FlexRAG is a flexible and high-performance framework for retrieving enhanced generation (RAG) tasks. It supports multimodal data, seamless configuration management, and out-of-the-box performance for research and prototype development. Written in Python, the framework is lightweight and high-performance, capable of significantly increasing the speed and reducing latency of RAG workflows. Its main advantages include support for multiple data types, unified configuration management, and ease of integration and scaling.
Demand population:
" FlexRAG is suitable for researchers and developers who need to perform complex information retrieval and generation tasks, especially those working in the fields of natural language processing and machine learning. The flexibility and high performance of the framework make it ideal for developing efficient RAG applications."
Example of usage scenarios:
Used to develop more accurate question-and-answer systems in natural language processing research
As an intelligent search tool for internal knowledge base of enterprises
Used to develop a personalized recommendation system and generate recommended content based on user historical data.
Product Features:
Supports multimodal RAG, not limited to text
Ability to integrate multiple data formats, such as text, images, documents, etc.

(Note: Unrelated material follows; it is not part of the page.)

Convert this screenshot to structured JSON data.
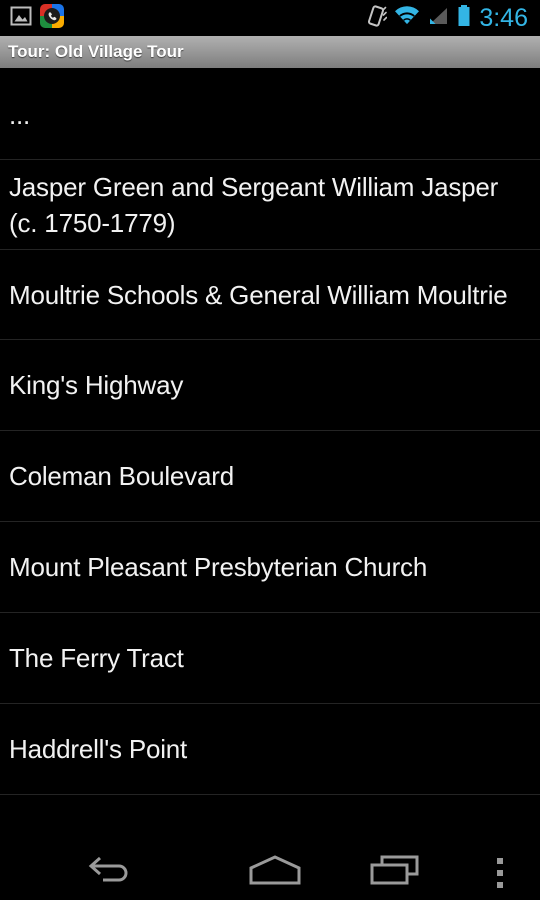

Simplified configuration management with Python dataclass and Hydra
Provides optimized default configuration without complex parameter adjustments
Improve performance with persistent caching systems and asynchronous methods
Supports multiple development models to facilitate research and development
Lightweight design, easy to integrate into projects
Tutorials for use:
1. Install FlexRAG : It can be installed via pip or from source code.
2. Prepare the retriever: Download the required dataset and build the index.
3. Run the FlexRAG Assistant: Use the command line to run the RAG assistant provided by FlexRAG .
4. Customize RAG assistant: Create your own RAG assistant class and register it in the FlexRAG framework.
5. Build RAG applications: Use FlexRAG modules and configurations to build your own RAG applications.